Le Bassin aux Nympheas was painted as Monet worked on the Grandes Decorations, examples of which can be found in the Musee de l'Orangerie in Paris and The Museum of Modern Art in New York. In this monumental scale, Monet moved further away from a realistic depiction of the lily pond as the viewer is brought closer to the surface of the pond, seemingly hovering above the shifting colors of the pond's reflections. Monet's palette is more vibrant than in his earlier Water Li/lies series, and the handling is decidedly more fluid, with flowers indicated by bold strokes of paint. This heightened sense of the pond's surface also emphasizes the surface of the painting as Monet's dazzling strokes of paint move back and forth, like the reflections of the lily pond, between the ripples in the water. The large scale of the present work suggests that although it may have been conceived outside, it was almost certainly painted in the large studio that Monet had built expressly for the purpose of accommodating the Grandes Decorations.
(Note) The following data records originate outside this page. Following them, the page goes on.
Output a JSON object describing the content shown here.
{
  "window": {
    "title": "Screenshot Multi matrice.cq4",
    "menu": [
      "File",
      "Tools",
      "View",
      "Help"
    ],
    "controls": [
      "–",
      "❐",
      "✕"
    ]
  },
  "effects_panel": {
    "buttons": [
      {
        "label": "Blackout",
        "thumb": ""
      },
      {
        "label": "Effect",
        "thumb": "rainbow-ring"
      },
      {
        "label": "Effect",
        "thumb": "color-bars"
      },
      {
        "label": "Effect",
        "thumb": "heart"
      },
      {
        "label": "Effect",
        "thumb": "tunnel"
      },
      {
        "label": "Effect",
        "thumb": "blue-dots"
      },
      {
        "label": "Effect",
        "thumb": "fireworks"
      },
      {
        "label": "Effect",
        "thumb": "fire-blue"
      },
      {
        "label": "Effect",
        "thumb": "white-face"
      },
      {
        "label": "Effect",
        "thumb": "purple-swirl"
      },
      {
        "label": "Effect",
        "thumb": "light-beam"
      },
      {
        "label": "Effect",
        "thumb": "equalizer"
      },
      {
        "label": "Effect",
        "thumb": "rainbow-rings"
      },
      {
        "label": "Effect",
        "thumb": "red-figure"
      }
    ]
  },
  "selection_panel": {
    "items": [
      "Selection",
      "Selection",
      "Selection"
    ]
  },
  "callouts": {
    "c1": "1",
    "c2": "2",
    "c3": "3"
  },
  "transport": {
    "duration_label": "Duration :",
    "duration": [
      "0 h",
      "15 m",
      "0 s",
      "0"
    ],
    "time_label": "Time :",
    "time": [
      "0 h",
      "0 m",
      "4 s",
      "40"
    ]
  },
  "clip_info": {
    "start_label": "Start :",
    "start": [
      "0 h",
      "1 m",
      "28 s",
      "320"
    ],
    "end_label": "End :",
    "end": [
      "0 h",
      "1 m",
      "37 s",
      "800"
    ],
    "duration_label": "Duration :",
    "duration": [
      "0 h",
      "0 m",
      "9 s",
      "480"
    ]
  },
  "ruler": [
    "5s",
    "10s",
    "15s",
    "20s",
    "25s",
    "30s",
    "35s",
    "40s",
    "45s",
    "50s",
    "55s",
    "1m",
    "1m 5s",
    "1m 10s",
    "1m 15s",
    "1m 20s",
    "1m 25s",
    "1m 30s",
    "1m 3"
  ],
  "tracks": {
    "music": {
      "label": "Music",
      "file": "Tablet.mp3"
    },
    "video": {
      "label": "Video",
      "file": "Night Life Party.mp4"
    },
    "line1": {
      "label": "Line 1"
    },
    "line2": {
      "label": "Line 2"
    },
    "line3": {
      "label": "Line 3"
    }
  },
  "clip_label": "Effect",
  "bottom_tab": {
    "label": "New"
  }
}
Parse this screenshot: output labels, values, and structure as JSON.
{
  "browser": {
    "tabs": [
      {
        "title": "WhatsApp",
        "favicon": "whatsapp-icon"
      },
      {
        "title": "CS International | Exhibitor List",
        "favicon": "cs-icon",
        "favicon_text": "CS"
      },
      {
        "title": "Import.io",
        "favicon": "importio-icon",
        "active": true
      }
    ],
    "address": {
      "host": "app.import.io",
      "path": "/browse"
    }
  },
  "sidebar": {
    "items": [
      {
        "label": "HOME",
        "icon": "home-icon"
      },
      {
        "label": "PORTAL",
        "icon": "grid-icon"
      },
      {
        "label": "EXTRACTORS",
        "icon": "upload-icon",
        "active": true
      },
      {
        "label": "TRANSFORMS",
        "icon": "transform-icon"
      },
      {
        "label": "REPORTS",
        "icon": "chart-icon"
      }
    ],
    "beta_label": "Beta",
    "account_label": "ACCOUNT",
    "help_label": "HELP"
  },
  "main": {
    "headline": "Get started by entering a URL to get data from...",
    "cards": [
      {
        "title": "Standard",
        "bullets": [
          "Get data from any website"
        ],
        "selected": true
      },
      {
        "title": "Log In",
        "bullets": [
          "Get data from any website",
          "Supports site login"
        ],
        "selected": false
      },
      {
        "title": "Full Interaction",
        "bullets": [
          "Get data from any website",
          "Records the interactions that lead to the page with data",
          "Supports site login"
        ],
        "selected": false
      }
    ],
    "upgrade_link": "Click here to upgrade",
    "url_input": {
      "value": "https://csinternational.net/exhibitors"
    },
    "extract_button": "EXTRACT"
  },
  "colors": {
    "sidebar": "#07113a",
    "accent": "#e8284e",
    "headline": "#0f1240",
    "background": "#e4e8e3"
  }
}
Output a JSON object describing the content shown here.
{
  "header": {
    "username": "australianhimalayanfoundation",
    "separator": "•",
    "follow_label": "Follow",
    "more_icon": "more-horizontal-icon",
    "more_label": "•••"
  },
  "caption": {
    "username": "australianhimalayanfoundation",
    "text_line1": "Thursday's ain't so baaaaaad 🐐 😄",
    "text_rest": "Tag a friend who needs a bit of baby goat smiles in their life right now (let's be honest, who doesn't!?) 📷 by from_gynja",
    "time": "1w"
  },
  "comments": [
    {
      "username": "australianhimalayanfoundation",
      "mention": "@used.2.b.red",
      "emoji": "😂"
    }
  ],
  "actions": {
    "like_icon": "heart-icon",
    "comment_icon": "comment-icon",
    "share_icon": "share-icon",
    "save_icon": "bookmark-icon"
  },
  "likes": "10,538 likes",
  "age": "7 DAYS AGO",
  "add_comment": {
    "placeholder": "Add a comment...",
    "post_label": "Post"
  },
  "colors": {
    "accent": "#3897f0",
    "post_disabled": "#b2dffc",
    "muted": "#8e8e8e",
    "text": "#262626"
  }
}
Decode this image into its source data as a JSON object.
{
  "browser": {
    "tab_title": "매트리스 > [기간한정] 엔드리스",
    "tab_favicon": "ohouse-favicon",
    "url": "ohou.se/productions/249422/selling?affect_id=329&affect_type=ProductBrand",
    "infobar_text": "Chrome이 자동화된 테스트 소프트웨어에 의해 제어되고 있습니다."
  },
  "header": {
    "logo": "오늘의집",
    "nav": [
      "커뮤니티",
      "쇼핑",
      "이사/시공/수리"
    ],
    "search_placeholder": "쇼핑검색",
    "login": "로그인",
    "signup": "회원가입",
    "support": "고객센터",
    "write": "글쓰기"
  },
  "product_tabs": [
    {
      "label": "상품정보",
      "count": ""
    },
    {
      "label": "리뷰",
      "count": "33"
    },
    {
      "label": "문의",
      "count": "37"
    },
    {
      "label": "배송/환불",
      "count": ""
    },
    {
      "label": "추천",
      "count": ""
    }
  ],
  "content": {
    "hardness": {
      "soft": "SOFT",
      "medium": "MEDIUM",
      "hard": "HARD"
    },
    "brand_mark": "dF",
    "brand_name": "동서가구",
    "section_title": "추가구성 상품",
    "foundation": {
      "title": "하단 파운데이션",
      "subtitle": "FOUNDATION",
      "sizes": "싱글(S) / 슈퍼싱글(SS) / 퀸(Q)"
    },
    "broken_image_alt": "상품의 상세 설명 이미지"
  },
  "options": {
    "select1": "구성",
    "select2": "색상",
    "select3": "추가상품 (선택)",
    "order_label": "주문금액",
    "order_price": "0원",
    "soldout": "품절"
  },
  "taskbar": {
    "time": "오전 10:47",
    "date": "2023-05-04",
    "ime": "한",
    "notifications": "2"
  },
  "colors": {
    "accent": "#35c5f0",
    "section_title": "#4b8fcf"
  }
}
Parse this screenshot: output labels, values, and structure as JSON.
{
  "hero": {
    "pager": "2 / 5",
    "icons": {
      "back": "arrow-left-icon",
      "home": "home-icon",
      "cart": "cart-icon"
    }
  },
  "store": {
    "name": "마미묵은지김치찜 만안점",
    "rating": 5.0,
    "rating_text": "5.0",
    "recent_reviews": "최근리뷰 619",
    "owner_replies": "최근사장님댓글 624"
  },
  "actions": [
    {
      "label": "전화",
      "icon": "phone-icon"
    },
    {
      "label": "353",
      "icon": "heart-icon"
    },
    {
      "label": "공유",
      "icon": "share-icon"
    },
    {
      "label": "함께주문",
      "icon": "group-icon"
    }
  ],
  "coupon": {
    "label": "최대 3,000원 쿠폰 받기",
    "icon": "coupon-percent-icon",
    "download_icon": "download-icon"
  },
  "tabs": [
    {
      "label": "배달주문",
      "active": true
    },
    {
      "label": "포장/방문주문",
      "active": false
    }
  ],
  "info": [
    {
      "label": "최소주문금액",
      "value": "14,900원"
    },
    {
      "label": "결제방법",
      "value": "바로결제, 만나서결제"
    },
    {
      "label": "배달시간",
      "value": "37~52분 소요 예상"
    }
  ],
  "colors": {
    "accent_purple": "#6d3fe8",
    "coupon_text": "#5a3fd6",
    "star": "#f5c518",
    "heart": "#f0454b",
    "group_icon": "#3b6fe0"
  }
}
Monet's conception at this point was not to depict the actual pond, but to surround the viewer with the "water surface with no horizon and no shore," an effect the present work achieves with its striking scale and presence.
This extraordinary painting is a powerful testament to Monet's enduring vision and creativity in his mature years. The lasting legacy of his late work is most clearly seen in the art of the Abstract Expressionists, such as Mark Rothko, Clyfford Still, Jackson Pollock and Sam Francis, whose bold color planes and rejection of figuration is foreshadowed by the Nympheas.